Which is valid, and has never entered into my critiques of the show, because I do think it's valid: Moffat writes things that are scary, or wondrous, or mysterious, because they feel scary, wondrous, mysterious to him, without investigating why those things are true. Which is fine, because it works in the same way that all good children's literature started as bedtime stories, and at the end of the day, it completely works out. But you get that sympathetic effect only if you're in this for the same reasons as Moffat, meaning that you're a fan of the show qua the show. He's a brilliant Group A Fan, and his love of this show is entrancing and written on every breath. But if you expect anything from your entertainment other than that, you're screwed, because there isn't anything more to it: Women are confounding creatures without an owner's manual or an off switch, robot heads eating your face are scary because that's scary, constantly talking about how bad-ass you are is bad-ass, and Rory's a hero because we say so.)
Amy notices the similarities between "Pandorica" and "Pandora's Box," finally, because they are so very obtuse, and explains to us about what that is, and also that it was her favorite book when she was a kid. This is stressing the Doctor out to the point where he's making up aphorisms, because now it's all sort of piling up that Amy is the universal USB we always knew she was, but he keeps going: The box will be easy to open, because it's a prison. Those are harder to open from the inside than the outside, for obvious reasons. In fact, it's already opening itself -- the puzzlebox that opens from the inside, they called it once -- and so now it's just a matter of hours. Deadlocks, time-stops, matter-lines, other things I don't know about. I can't believe we're fifteen minutes in and nobody has mentioned "perception filters."
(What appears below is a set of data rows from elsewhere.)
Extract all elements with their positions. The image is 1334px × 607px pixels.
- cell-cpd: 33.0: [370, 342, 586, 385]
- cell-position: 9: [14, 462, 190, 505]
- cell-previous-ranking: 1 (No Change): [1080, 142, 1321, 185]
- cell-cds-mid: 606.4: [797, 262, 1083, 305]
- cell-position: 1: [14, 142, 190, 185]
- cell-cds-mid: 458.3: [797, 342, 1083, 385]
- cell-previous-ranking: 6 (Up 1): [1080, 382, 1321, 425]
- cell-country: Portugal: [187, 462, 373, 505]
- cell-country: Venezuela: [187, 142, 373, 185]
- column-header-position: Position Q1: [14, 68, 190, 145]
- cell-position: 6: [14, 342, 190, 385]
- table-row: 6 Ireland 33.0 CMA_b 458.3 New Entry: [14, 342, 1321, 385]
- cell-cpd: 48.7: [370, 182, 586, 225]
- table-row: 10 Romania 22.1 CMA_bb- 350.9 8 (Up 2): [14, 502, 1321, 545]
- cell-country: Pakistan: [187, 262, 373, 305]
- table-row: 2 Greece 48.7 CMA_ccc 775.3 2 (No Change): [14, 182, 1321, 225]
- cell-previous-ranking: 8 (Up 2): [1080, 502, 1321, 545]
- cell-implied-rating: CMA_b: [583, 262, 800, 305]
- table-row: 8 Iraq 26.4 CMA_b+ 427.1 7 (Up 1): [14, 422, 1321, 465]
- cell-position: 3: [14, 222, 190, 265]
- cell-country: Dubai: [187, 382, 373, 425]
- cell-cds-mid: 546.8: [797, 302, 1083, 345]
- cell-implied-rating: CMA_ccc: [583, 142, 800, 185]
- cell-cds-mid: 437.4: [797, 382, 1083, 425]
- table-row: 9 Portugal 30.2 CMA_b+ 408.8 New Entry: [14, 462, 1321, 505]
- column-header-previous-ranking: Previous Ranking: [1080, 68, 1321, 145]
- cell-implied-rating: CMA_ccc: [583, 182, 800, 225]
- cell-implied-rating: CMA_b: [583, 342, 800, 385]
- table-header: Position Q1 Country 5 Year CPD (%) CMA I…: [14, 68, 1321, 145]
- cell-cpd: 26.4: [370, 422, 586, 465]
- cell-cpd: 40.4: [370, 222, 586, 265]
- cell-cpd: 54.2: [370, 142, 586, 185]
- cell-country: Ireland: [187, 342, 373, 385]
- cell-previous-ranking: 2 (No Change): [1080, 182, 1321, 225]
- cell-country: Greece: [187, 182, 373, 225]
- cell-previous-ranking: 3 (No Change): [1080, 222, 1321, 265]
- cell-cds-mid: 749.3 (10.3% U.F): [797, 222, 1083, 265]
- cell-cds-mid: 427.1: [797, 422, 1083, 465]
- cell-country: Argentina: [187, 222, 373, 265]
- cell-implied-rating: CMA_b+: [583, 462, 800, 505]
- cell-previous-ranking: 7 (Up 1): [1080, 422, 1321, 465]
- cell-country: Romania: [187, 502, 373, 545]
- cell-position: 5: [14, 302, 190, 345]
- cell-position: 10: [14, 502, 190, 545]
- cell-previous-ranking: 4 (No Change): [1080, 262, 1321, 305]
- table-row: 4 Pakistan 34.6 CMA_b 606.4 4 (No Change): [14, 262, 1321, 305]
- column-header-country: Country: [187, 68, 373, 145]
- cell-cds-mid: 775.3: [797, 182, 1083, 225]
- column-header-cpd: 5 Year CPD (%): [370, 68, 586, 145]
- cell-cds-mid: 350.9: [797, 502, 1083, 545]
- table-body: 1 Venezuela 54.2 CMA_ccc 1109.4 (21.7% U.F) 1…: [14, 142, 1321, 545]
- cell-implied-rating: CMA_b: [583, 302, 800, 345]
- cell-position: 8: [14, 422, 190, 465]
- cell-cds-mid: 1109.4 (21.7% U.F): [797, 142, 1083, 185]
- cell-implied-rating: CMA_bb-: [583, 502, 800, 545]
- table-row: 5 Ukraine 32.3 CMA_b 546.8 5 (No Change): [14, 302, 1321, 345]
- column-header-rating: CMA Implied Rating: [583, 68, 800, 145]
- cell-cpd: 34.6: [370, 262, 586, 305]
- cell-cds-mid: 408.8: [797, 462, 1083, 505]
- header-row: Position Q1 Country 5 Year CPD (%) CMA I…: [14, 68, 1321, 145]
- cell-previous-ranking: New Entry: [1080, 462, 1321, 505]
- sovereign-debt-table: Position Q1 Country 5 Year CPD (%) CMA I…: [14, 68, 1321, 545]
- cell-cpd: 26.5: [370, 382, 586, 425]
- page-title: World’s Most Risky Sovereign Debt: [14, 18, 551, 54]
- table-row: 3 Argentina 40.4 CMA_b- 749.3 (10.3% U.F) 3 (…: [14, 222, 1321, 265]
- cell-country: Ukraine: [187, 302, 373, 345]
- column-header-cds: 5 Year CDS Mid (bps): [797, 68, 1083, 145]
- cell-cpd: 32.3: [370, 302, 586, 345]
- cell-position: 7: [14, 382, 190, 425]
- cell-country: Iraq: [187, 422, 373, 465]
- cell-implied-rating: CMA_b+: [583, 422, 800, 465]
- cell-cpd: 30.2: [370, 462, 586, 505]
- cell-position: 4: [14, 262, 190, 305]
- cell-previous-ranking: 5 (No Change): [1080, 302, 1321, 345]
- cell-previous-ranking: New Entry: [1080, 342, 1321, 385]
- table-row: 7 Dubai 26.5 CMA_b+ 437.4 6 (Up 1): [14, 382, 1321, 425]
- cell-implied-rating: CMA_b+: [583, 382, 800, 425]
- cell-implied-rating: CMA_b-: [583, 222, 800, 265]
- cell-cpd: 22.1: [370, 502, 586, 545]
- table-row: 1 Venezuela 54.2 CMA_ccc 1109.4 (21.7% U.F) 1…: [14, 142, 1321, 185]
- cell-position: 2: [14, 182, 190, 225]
Other questions: What could need all that? What could get past all that? What could inspire that level of fear? Has the Doctor met this Goblin? Why is it opening now? How could Vincent have known about it? Why are Stonehenge and Underhenge suddenly transmitting a warning to everyone, everywhere, to every time zone that the Pandorica is opening? (Oh good: Including "poor Vincent," who wasn't a Crazy Oracle after all. That's a relief.) And if all this is happening, why doesn't the Doctor know about this? It seems pretty major. And should they stop the signal before everybody starts showing up? (Wow, I just realized the Significant Date is no longer Significant, since there was never a wedding, since there was never a Rory. That's sad.) And what's going on in the sky?